早老症候群として知られる早期老化に類似した症状を示す疾患の研究から、加齢におけるゲノムの完全性とDNA損傷の意義が解明されつつあります。ヒトが発症するこのような疾患にはウェルナー症候群、ハッチンソン・ギルフォード・プロジェリア症候群、そして色素性乾皮症などがあります。早老症候群のマウスモデルを使って、早期老化と細胞老化のメカニズムの研究が行われています。例えば、細胞周期チェックポイントキナーゼであるBubR1の発現量が少ないマウスは加齢が速く、加齢に伴う病態がみられる組織でp16INK4Aの高発現がみられます。生殖系列でのp16INK4Aの欠失は、BubR1低発現マウスの早期老化を遅延させ、生物学上の加齢と細胞の老化のin vivo相関性が示されました。さらに、p16INK4Aを発現する老化細胞を選択的に排除できるマウスモデル(INK-ATTAC) の研究から、老化細胞の除去がマウスの寿命と健康寿命を延ばすことが示されました。

老化促進マウス (SAM) モデルの系統がいくつか開発されています。この系統は、老化の特徴と表現型が一致する (活動の低下、脱毛、寿命の短縮など) マウスに由来します。SAMマウスは学習障害や記憶障害、骨粗しょう症、リンパ腫などの病理学的作用の表現型を示します。
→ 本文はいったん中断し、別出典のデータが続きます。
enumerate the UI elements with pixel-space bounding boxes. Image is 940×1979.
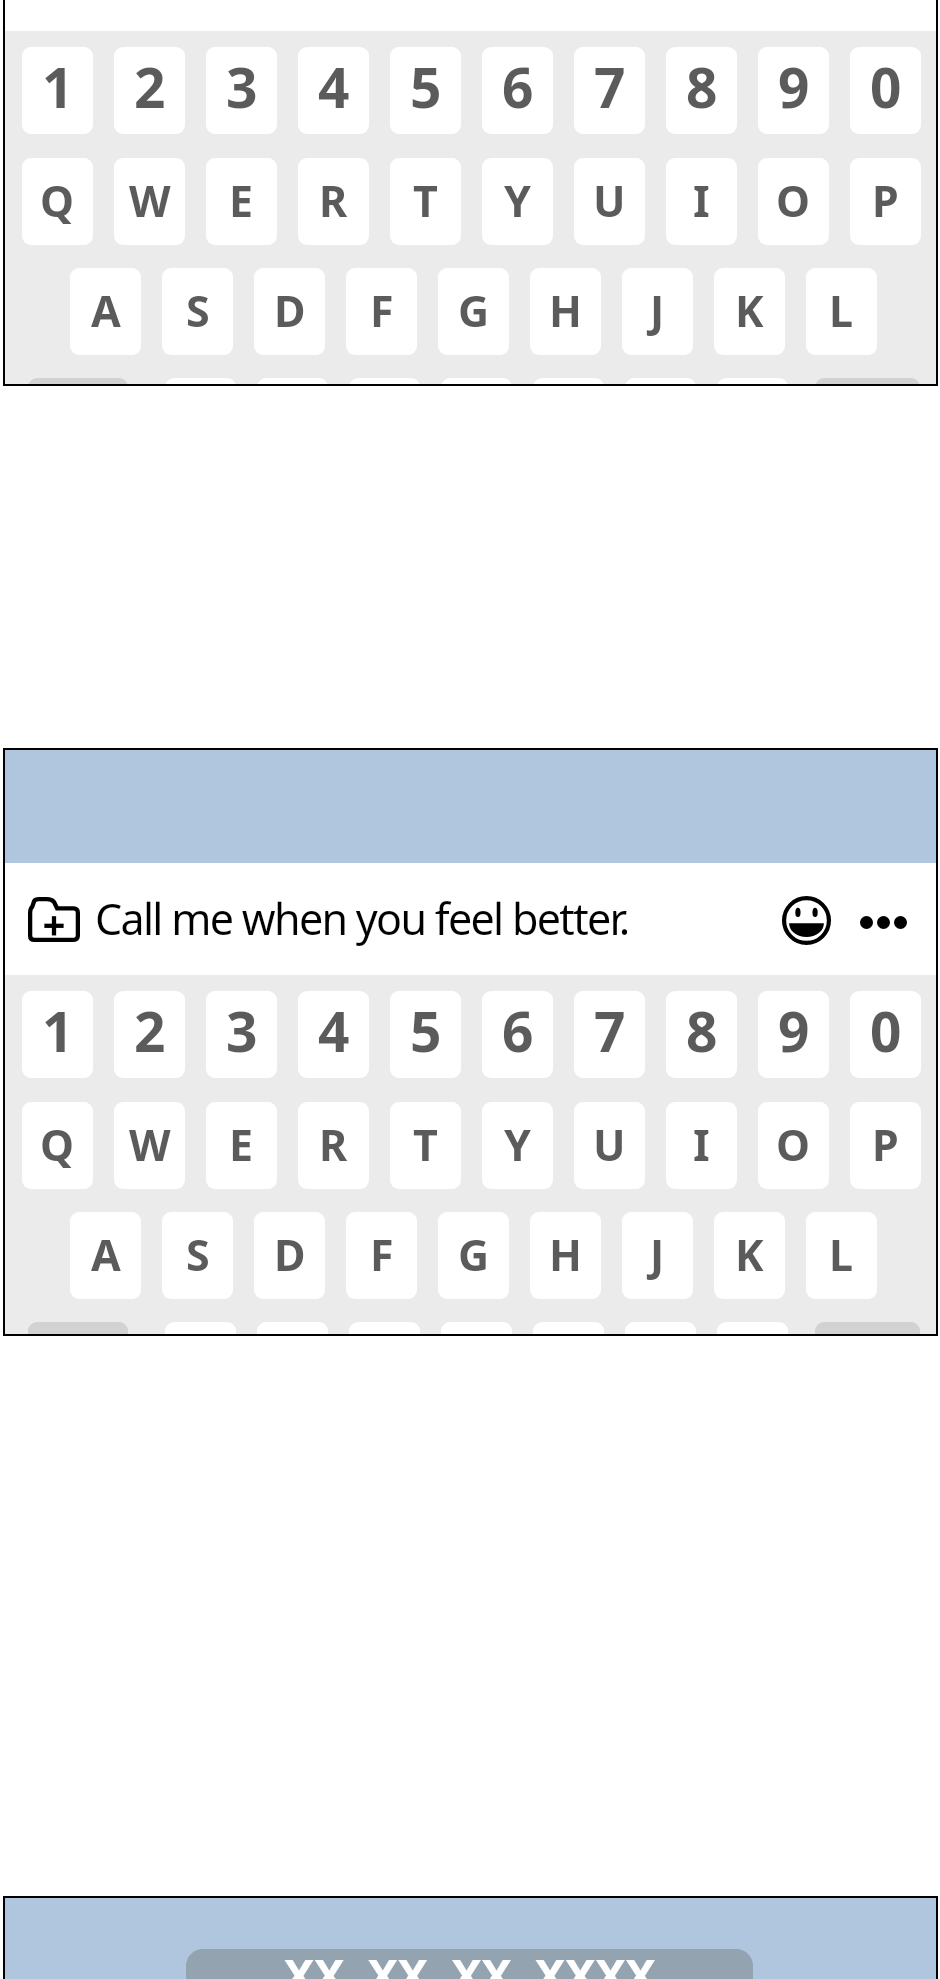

その一方で、加齢と老化の遅延を研究するために動物モデルも使われています。例えば、ハダカデバネズミは小さいマウスと同じ大きさの齧歯類で、30年かそれ以上生きる、その大きさと対比して寿命の長い動物です。ハダカデバネズミががんを発症することはまれで、高齢になっても健康で活発です。興味深いことに、この動物に老化は普通に起こり、寿命の長さは細胞老化反応の排除に依存しないことを示唆しています。

ハダカデバネズミ

ハダカデバネズミ

帰属:
Roman Klementschitz、ウィーン [CC BY-SA 3.0 (http://creativecommons.org/licenses/by-sa/3.0/)]、Wikimedia Commonsより

 

細胞老化と加齢のメカニズムを解明することで、加齢に伴う病態や疾患の治療法の開発につながる可能性があります。糖尿病治療に認証されているメトホルミンは、インスリンを減少させ、IGF-1シグナル伝達を抑制し、AMPKの活性化とmTOR (mechanistic target of rapamycin) の阻害が起こります。メトホルミンはSASPを阻害し、ヒトのがん発生率を低下させる可能性があります。「Targeting Aging with Metformin (TAME)」という臨床試験で、メトホルミンによる治療が、がんや心臓病、認知症などの加齢に伴う病気を遅らせるか、発症を回避させることができるかどうかが評価されます。